D’altra parte ovviamente non manca la risposta di chi invece, se si parla di riscoperta degli antichi valori, preferirebbe che fossero quelli romani e latini che hanno plasmato la nostra penisola dalla fondazione dell’Urbe fino alla conquista di un impero immenso, destinato a cambiare per sempre i destini dell’intera umanità. Anche qui le argomentazioni sono tutt’altro che banali. Soprattutto dal Risorgimento, il culto di Roma e dei suoi antichi valori è stato un vero e proprio progetto politico, anche ai fini di arginare la mentalità cattolica ancora oggi predominante nel nostro paese. È nel solco di Roma che l’unità d’Italia ha trovato il suo agognato compimento con il sangue di migliaia di soldati sotto gli stendardi dei Savoia, ed è nel solco di Roma che il 28 Ottobre migliaia di giovani marciavano su Roma nel 1922, per ridare dignità ad una Nazione ormai soffocata dal vecchismo programmatico di una classe liberale morente. La riscoperta del mito di Roma non poteva che andare di pari passo con l’affezione verso un mondo solare, disciplinato da un’armonia cosmica che parrebbe stonare con le cupe foreste che hanno partorito le genti germaniche

Queste due interpretazioni della nostra storia sono davvero in contrasto? No! Altro non sono che due evoluzioni, due rami nati da un medesimo tronco e di conseguenza partecipi della stessa linfa vitale. Roma e il mondo nordico, l’aquila e le rune, discendono infatti dal medesimo ceppo indoeuropeo e lo stesso storico romano Tacito rivedeva nelle popolazioni germaniche le virtù sane e primigenie che la Roma del suo tempo andava ormai perdendo. Due mondi capaci di amarsi ed odiarsi senza freni come testimoniano da un lato le valorose guardie germaniche che da Giulio Cesare in poi vennero predilette dagli imperatori e dall’altro il sangue versato dalla ferocia di Teutoburgo.

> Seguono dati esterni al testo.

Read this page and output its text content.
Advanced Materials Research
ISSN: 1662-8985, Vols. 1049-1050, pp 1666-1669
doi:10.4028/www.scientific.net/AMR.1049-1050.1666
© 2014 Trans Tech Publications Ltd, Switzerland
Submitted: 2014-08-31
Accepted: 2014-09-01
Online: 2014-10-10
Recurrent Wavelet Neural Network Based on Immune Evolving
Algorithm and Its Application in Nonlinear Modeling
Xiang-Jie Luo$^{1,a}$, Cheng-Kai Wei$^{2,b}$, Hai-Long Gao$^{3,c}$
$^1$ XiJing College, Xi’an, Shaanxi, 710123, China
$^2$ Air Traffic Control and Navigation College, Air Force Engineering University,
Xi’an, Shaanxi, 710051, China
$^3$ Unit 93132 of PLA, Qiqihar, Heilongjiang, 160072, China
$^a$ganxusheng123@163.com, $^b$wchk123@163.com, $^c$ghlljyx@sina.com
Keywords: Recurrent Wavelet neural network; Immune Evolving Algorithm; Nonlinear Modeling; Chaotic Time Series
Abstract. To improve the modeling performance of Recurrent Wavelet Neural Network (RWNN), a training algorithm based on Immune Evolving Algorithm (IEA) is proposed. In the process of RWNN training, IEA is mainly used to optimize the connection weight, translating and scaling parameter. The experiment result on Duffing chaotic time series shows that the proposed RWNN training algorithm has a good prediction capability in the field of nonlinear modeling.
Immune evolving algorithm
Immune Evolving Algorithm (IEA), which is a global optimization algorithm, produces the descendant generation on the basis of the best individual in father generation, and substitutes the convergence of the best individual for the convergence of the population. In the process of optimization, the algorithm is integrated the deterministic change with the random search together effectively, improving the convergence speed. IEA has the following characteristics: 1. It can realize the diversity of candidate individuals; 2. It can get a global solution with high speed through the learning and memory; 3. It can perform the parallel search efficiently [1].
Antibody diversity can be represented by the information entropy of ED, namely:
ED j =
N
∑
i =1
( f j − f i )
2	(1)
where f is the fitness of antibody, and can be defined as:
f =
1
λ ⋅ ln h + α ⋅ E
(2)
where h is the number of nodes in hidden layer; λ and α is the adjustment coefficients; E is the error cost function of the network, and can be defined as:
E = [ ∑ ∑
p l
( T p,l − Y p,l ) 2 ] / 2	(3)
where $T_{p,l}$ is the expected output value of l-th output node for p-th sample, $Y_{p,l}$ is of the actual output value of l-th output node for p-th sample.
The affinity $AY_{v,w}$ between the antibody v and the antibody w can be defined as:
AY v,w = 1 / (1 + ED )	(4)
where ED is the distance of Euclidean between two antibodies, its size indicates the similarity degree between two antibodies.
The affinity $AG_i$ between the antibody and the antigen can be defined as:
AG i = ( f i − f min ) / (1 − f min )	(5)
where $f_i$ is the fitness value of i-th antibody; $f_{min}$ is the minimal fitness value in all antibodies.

Ironia della sorte, proprio dei sovrani germanici hanno ridato alla dignità imperiale il suo giusto posto in Occidente, proprio a Roma dov’era nata, partendo dall’incoronazione di Carlo Magno e giungendo forse al suo apogeo con la figura di Federico II, lo Stupor Mundi, non a caso di sangue germanico da parte di padre, e normanno e italico da parte di madre.

Questo articolo non vuole dare lezioni morali o indicazioni di fede ai giovani che giustamente si avvicinano ad un mondo mitico ed arcaico che vibra nelle loro vene potente come il pompare del cuore stesso. Entrambe le visioni che abbiamo qui visto hanno i loro pregi e la loro ragione d’essere

L’unica cosa su cui ragionare è il fatto che spesso si preferisce dissacrare la visione altrui, da una parte e dall’altra, piuttosto che cercare in essa i punti d’incontro e le radici comuni, che ancora oggi saprebbero insegnarci molto. Possiamo dire di discendere da Roma o dal Reno, ma rimaniamo comunque figli della stessa Europa.